Nordhorn. Am Sonntag, den 11. August 2024 empfingen Beate und Heiko Termath den Segen zu ihrer Silbernen Hochzeit. Der Vorsteher der Gemeinde, Priester Udo Grutter, führte den Gottesdienst und die anschließende Segenshandlung durch.
Priester Grutter erinnerte in seiner Ansprache an das Silberpaar zunächst an den Trauspruch, den es anlässlich seiner Grünen Hochzeit erhalten hatte. Er zitierte hierzu den 13. Vers aus dem 5. Psalm in der damals genutzten Bibelübersetzung von 1912: "Denn du, Herr, segnest die Gerechten; du krönest sie mit Gnade wie mit einem Schilde." Heute würde man dies sicherlich moderner formulieren, so Priester Grutter; entscheidend sein jedoch, dass sich das damals gegebene Bibelwort für das Ehepaar Termath erfüllt habe und sie den Segen erlebt hätten, dass sie die Kraft und die Möglichkeit bekommen hätten, das zu tun, was der liebe Gott für sie vorgesehen hatte.
Heute solle das Ehepaar nun erneut einen besonderen Segen Gottes empfangen, und auch hierzu gab Priester Grutter ihm ein Bibelwort mit auf seinen weiteren Lebens- und Glaubensweg: "Denn wo dein Schatz ist, da ist auch dein Herz." (Matth 6, 21). Priester Grutter führte aus, dass man diesen Satz zur Standortbestimmung nutzen könne nach dem Motto: Zeige mir deinen Schatz, dann sage ich dir, wie es in deinem Herzen aussieht.

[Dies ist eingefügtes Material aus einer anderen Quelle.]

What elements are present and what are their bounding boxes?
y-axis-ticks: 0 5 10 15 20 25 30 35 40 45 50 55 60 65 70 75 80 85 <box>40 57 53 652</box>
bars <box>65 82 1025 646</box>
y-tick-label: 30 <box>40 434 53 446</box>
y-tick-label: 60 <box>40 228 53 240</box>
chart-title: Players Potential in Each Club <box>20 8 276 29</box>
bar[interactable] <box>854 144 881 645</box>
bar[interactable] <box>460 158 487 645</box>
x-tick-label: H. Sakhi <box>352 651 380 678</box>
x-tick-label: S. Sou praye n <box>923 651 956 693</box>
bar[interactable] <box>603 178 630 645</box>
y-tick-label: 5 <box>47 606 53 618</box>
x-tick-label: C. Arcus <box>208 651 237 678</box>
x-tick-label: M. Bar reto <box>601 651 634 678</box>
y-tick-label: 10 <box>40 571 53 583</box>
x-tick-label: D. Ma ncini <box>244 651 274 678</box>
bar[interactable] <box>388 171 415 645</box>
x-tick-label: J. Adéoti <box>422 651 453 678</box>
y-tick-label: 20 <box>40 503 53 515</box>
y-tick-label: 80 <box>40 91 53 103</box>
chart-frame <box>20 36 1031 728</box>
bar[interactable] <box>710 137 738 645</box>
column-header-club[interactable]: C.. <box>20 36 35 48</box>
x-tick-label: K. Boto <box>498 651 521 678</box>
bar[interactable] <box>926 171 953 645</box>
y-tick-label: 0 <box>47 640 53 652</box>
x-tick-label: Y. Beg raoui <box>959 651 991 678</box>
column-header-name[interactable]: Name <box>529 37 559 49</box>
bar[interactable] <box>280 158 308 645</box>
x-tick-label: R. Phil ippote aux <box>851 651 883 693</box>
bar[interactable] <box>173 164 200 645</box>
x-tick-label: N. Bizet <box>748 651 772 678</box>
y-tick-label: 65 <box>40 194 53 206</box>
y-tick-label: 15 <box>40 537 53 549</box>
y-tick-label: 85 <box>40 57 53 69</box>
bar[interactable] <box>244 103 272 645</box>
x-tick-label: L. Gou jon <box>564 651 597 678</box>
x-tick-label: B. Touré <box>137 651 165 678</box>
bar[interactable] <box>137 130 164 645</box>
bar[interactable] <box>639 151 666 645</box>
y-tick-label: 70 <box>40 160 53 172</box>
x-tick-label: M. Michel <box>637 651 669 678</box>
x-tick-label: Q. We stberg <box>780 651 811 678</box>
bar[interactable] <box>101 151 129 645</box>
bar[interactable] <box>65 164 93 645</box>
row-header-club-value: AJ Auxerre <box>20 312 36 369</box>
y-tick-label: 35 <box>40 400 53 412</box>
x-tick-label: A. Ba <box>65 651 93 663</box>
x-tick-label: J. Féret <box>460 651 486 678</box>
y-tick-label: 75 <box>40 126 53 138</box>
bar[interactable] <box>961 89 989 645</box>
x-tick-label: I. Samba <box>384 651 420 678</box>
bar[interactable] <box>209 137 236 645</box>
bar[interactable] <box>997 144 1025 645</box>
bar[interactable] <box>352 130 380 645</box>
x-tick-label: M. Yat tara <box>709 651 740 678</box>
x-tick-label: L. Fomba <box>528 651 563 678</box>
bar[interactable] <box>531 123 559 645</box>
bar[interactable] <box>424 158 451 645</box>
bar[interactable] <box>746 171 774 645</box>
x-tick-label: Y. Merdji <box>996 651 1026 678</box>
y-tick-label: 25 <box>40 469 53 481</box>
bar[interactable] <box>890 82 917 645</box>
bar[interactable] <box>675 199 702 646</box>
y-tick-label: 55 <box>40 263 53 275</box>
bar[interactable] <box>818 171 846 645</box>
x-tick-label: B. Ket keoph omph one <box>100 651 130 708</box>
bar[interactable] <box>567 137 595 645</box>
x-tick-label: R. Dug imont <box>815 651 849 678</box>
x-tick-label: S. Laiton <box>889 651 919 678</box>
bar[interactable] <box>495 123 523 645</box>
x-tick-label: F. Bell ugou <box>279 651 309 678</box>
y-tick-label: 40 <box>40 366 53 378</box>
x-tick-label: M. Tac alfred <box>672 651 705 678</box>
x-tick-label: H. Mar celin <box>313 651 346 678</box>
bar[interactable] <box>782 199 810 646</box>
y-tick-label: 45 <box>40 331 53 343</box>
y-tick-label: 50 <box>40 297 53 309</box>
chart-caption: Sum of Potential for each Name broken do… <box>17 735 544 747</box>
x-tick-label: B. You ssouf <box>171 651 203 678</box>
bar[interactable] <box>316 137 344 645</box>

Natürlich seien die Eheleute gegenseitig für sich ein Schatz, sie hätten im Lauf ihrer Ehe aber auch viele Schätze in ihrer gemeinsamen Schatzkiste gesammelt: da seien zunächst die beiden gemeinsamen Kinder, die sie mit viel Liebe aufgezogen hätten. Da seien aber auch viele schöne Erlebnisse, die sie in der Familie, in der Gemeinde, im Freundeskreis und im Berufsleben gesammelt hätten. Ein Schatz seien auch die Talente von Beate und Heiko, die sich insbesondere musikalisch stets in die Gemeinde eingebracht hätten. Ein weiterer Schatz sei ihre Verlässlichkeit; sie hätten viele Aufgaben von der Seelsorge bis zur Wartung der Heizung des Kirchengebäudes übernommen und diese stets zuverlässig erfüllt.
Am heutigen Tage solle das Silberpaar mit dem Segen Gottes für die Zukunft einen weiteren besonderen Schatz bekommen, so dass sie weiterhin unter Gottes Schild ihren gemeinsamen Weg fortsetzen könnten. Im Anschluss an seine Ansprache spendete Priester Grutter dem Ehepaar Termath nach einem Gebet den Segen zu ihrer Silbernen Hochzeit.
Den Abschluss des Gottesdienstes bildete ein Vortrag des Blockflötenensembles der Gemeinde, in dem sowohl Beate und Heiko als auch ihre beiden Kinder Andreas und Melanie mitspielen. Ihre Kinder hatten bereits zuvor einen musikalischen Beitrag geleistet, als sie das Lied "Ich bete an die Macht der Liebe" (Neuapostolisches Gesangbuch Nr. 221) sowie den 1. Satz Grave in F-Dur aus dem Händel-Werke-Verzeichnis 369 auf Querflöte und Klavier vorgetragen hatten.
Im Anschluss nutzten viele Gottesdienstbesucher gern die Möglichkeit, dem Silberhochzeitspaar zu gratulieren.